И набежало сразу столько народу — сколько этот замок не видел за свою жизнь: вернулись все слуги, молодые и старые, приехали врачи и полиция; Марианну бережно подняли из ванны — словно она нечто ценное, только прибывшая в известный музей статуя Венеры; потом унесли, помыли, расчесали ей волосы, надели украшения и платье; украшения были семейными, восемнадцатого века: жемчуг, рубины и топазы, какие-то цветы, браслеты и ожерелье — на них настояла бабушка, хотя в семейных украшениях не хоронили, их берегли в сейфах, и адвокат возражал, но бабушка сказала, что только так — и никак иначе, будто дверь закрыла, возвела Берлинскую стену; и еще настояла на шикарном белом винтажном платье от Валентино, оно стоило ей целое состояние; так она похоронила дочь — как любимую куклу. Весь замок был украшен цветами, алыми и белыми, словно кто-то замуж выходил; готовили огромный торт, индейку, соусы, гарниры, салаты, мыли все полы и окна, а Макс сидел на одном месте — в большом кресле в библиотеке и не двигался, не шел никуда, не спешил, смотрел в одну точку и не понимал, что происходит, все звал себя: «Макс, проснись!» — но никак не мог шевельнуться. Люди вокруг суетились, передвигали мебель, накрывали чехлами — после похорон Марианны бабушка уходила в монастырь, жертвовала ему половину денег Дюран де Моранжа; и опять ее отговаривали — и адвокат, и отец Алехандро; отец Алехандро даже взял ее руки в свои, что для него было почти признанием в любви; но она ушла

и ничего не сказала Максу, не оправдалась, не объяснила, сказала только о нем: «он уже взрослый, он с самого начала был взрослым, взрослее всех нас, что он, обед себе не приготовит?»; и даже записки не оставила, только коробку с письмами Артура посреди своей комнаты, красную, блестящую, в такие обычно подарки кладут, конфеты шоколадные, засахаренные фрукты, печенье трехслойное, — знала, что он найдет, прочтет и будет писать, и тот ему тоже — и будут общаться, редко, скупо, просчитывая каждый шаг и слово, точно один из них в космосе; а Макс остался сидеть в своем кресле в библиотеке, и он сидел, и снег падал и таял, и вдруг увидел Снега — тот сидел у его ног, на ковре, улыбался, прекрасный, как заря, и протягивал ему чашку чая с молоком и сахаром и блюдечко с шоколадными кексами.

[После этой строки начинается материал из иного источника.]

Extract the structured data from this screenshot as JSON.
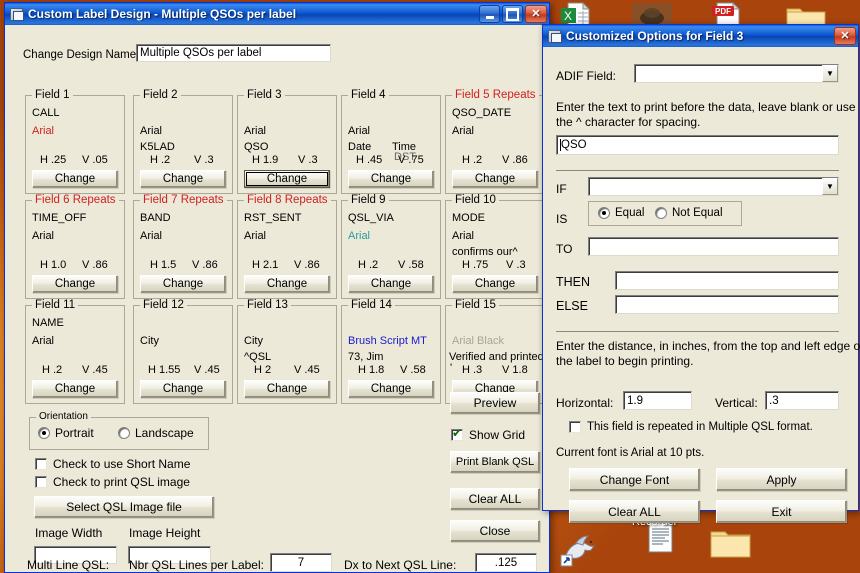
{
  "desktop": {
    "icons_top": [
      {
        "name": "excel-spreadsheet-icon",
        "label": ""
      },
      {
        "name": "image-thumbnail-icon",
        "label": ""
      },
      {
        "name": "pdf-document-icon",
        "label": "PDF"
      },
      {
        "name": "folder-icon",
        "label": ""
      }
    ],
    "icons_bottom": [
      {
        "name": "pegasus-shortcut-icon",
        "label": ""
      },
      {
        "name": "recorder-document-icon",
        "label": "Recorder"
      },
      {
        "name": "folder-icon",
        "label": ""
      }
    ]
  },
  "main_window": {
    "title": "Custom Label Design - Multiple QSOs per label",
    "titlebar_icon": "window-document-icon",
    "buttons": {
      "minimize": "_",
      "maximize": "□",
      "close": "✕"
    },
    "design_name_label": "Change Design Name:",
    "design_name_value": "Multiple QSOs per label",
    "change_button_label": "Change",
    "fields": [
      {
        "caption": "Field 1",
        "caption_red": false,
        "line1": "CALL",
        "line1_color": "black",
        "line2": "Arial",
        "line2_color": "red",
        "line3": "",
        "h": "H .25",
        "v": "V .05",
        "focused": false
      },
      {
        "caption": "Field 2",
        "caption_red": false,
        "line1": "Arial",
        "line1_color": "black",
        "line2": "K5LAD",
        "line2_color": "black",
        "line3": "",
        "h": "H .2",
        "v": "V .3",
        "focused": false
      },
      {
        "caption": "Field 3",
        "caption_red": false,
        "line1": "Arial",
        "line1_color": "black",
        "line2": "QSO",
        "line2_color": "black",
        "line3": "",
        "h": "H 1.9",
        "v": "V .3",
        "focused": true
      },
      {
        "caption": "Field 4",
        "caption_red": false,
        "line1": "Arial",
        "line1_color": "black",
        "line2": "Date",
        "line2_color": "black",
        "line2b": "Time",
        "line3": "DST",
        "h": "H .45",
        "v": "V .75",
        "focused": false
      },
      {
        "caption": "Field 5 Repeats",
        "caption_red": true,
        "line1": "QSO_DATE",
        "line1_color": "black",
        "line2": "Arial",
        "line2_color": "black",
        "line3": "",
        "h": "H .2",
        "v": "V .86",
        "focused": false
      },
      {
        "caption": "Field 6 Repeats",
        "caption_red": true,
        "line1": "TIME_OFF",
        "line1_color": "black",
        "line2": "Arial",
        "line2_color": "black",
        "line3": "",
        "h": "H 1.0",
        "v": "V .86",
        "focused": false
      },
      {
        "caption": "Field 7 Repeats",
        "caption_red": true,
        "line1": "BAND",
        "line1_color": "black",
        "line2": "Arial",
        "line2_color": "black",
        "line3": "",
        "h": "H 1.5",
        "v": "V .86",
        "focused": false
      },
      {
        "caption": "Field 8 Repeats",
        "caption_red": true,
        "line1": "RST_SENT",
        "line1_color": "black",
        "line2": "Arial",
        "line2_color": "black",
        "line3": "",
        "h": "H 2.1",
        "v": "V .86",
        "focused": false
      },
      {
        "caption": "Field 9",
        "caption_red": false,
        "line1": "QSL_VIA",
        "line1_color": "black",
        "line2": "Arial",
        "line2_color": "teal",
        "line3": "",
        "h": "H .2",
        "v": "V .58",
        "focused": false
      },
      {
        "caption": "Field 10",
        "caption_red": false,
        "line1": "MODE",
        "line1_color": "black",
        "line2": "Arial",
        "line2_color": "black",
        "line3": "confirms our^",
        "h": "H .75",
        "v": "V .3",
        "focused": false
      },
      {
        "caption": "Field 11",
        "caption_red": false,
        "line1": "NAME",
        "line1_color": "black",
        "line2": "Arial",
        "line2_color": "black",
        "line3": "",
        "h": "H .2",
        "v": "V .45",
        "focused": false
      },
      {
        "caption": "Field 12",
        "caption_red": false,
        "line1": "",
        "line1_color": "black",
        "line2": "City",
        "line2_color": "black",
        "line3": "",
        "h": "H 1.55",
        "v": "V .45",
        "focused": false
      },
      {
        "caption": "Field 13",
        "caption_red": false,
        "line1": "",
        "line1_color": "black",
        "line2": "City",
        "line2_color": "black",
        "line3": "^QSL",
        "h": "H 2",
        "v": "V .45",
        "focused": false
      },
      {
        "caption": "Field 14",
        "caption_red": false,
        "line1": "",
        "line1_color": "black",
        "line2": "Brush Script MT",
        "line2_color": "blue",
        "line3": "73, Jim",
        "h": "H 1.8",
        "v": "V .58",
        "focused": false
      },
      {
        "caption": "Field 15",
        "caption_red": false,
        "line1": "",
        "line1_color": "black",
        "line2": "Arial Black",
        "line2_color": "gray",
        "line3": "Verified and printed",
        "line4": "'",
        "h": "H .3",
        "v": "V 1.8",
        "focused": false
      }
    ],
    "orientation": {
      "caption": "Orientation",
      "portrait_label": "Portrait",
      "landscape_label": "Landscape",
      "selected": "Portrait"
    },
    "short_name_checkbox": {
      "label": "Check to use Short Name",
      "checked": false
    },
    "qsl_image_checkbox": {
      "label": "Check to print QSL image",
      "checked": false
    },
    "select_qsl_button": "Select QSL Image file",
    "image_width_label": "Image Width",
    "image_height_label": "Image Height",
    "image_width_value": "",
    "image_height_value": "",
    "multi_line_label": "Multi Line QSL:",
    "nbr_lines_label": "Nbr QSL Lines per Label:",
    "nbr_lines_value": "7",
    "dx_label": "Dx to Next QSL Line:",
    "dx_value": ".125",
    "right_buttons": {
      "preview": "Preview",
      "show_grid_label": "Show Grid",
      "show_grid_checked": true,
      "print_blank": "Print Blank QSL",
      "clear_all": "Clear ALL",
      "close": "Close"
    }
  },
  "dialog": {
    "title": "Customized Options for Field 3",
    "titlebar_icon": "window-document-icon",
    "close_label": "✕",
    "adif_label": "ADIF Field:",
    "adif_value": "",
    "prefix_help_line1": "Enter the text to print before the data, leave blank or use",
    "prefix_help_line2": "the ^ character for spacing.",
    "prefix_value": "QSO",
    "if_label": "IF",
    "if_value": "",
    "is_label": "IS",
    "is_equal_label": "Equal",
    "is_not_equal_label": "Not Equal",
    "is_selected": "Equal",
    "to_label": "TO",
    "to_value": "",
    "then_label": "THEN",
    "then_value": "",
    "else_label": "ELSE",
    "else_value": "",
    "distance_help_line1": "Enter the distance, in inches, from the top and left edge of",
    "distance_help_line2": "the label to begin printing.",
    "horizontal_label": "Horizontal:",
    "horizontal_value": "1.9",
    "vertical_label": "Vertical:",
    "vertical_value": ".3",
    "repeat_checkbox": {
      "label": "This field is repeated in Multiple QSL format.",
      "checked": false
    },
    "current_font_text": "Current font is Arial at 10 pts.",
    "buttons": {
      "change_font": "Change Font",
      "apply": "Apply",
      "clear_all": "Clear ALL",
      "exit": "Exit"
    }
  }
}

— Привет, — сказал Снег. — Может, поешь? Я научился кексы печь; оказывается, мама моя знает рецепт, просто не печет, потому что нас слишком много, а она не может рассчитать пропорций, она знает только на двоих. Я подумал, может, ты сможешь. Ты же Стивен Хокинг.

Макс вздохнул, взял чай, настоящий английский, крепкий, как коньяк.

— Смогу. А моя мама умерла.

— Я знаю. На ее похороны пришел весь город, ее платье и украшения обсуждали все кумушки, будто она живая, а ты не пришел. А Капелька в тот день родила сына, его назвали Свет, правда вдохновляет? Он очень славный, почти не плачет, только смотрит на всех такими огромными прозрачными серыми глазами, похожими на твои, кстати… Один человек уходит, другой приходит, это здорово, это закон.

«Ну да, — подумал Макс, — Снег же хиппи». Съел кекс, похвалил.

— Что ты будешь делать теперь? Ты ведь совсем один остался здесь, в замке…

— Да я и был один.

— Хочешь, поживу с тобой?

— Хочу.

— А потом? Мы же скоро школу окончим.

— Ну, будем путешествовать.

— Ты так просто оставишь замок? Узок в плечах?

— Нет, но ведь мир огромный?

— Да. Река много бродяжничал, говорит, что мир просто великолепен, просто как бесконечное Рождество.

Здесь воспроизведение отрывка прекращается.